Recently, pressurized intraperitoneal aerosol chemotherapy (PIPAC) was proposed as a new and potential additional treatment modality also in patients with PMP. Although this therapeutic tool seems promising, further investigations are needed to understand if PIPAC may become a complementary or alternative treatment to repeated surgery and intraperitoneal chemotherapy in patients with PMP [19].
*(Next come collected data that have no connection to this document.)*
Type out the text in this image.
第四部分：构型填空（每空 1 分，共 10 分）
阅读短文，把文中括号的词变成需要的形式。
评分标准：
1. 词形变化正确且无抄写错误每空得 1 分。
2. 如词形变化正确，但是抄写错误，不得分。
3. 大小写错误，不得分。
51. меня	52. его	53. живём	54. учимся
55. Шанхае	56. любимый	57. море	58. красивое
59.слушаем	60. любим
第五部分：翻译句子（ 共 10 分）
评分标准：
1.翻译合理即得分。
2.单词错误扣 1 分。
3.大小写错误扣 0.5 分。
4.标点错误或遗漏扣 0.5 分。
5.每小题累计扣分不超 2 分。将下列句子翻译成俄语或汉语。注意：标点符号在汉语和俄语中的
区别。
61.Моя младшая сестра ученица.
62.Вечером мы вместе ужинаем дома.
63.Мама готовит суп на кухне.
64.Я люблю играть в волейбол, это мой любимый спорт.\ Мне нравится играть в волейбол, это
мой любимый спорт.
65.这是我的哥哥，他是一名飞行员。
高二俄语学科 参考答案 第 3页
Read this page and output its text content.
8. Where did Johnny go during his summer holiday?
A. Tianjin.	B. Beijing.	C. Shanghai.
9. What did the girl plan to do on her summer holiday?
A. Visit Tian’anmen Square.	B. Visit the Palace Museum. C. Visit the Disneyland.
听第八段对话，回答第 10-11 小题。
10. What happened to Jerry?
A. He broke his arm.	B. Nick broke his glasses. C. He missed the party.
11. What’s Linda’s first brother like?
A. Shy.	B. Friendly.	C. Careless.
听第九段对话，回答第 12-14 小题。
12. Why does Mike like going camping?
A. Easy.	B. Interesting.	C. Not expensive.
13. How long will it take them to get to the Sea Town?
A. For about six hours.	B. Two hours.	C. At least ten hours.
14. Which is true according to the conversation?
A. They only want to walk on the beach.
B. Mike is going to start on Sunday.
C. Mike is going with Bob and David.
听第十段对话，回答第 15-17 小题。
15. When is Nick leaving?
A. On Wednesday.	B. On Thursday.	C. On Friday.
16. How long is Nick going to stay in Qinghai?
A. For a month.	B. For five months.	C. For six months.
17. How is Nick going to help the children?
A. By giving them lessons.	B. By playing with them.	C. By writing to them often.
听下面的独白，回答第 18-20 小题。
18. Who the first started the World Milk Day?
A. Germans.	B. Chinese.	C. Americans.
Our study had several limitations. A major limitation was the small amount of patients. This is due to the fact that our Department is mainly dedicated to upper GI treatment. It is also important to consider the rarity of this kind of neoplasia, especially in Italy. Notably, since we started cytoreduction and chemiohyperthermia almost 15 years ago, we reached a significant volume of peritonectomy and HIPEC procedures for different primary diseases, thus obtaining a proficient surgical expertise even for a low volume center.

Conclusions

In conclusion, the results of our study seem to increase the knowledge about PMP and show that CRS + HIPEC is an effective treatment for this tumour and can be managed by skilled surgeons.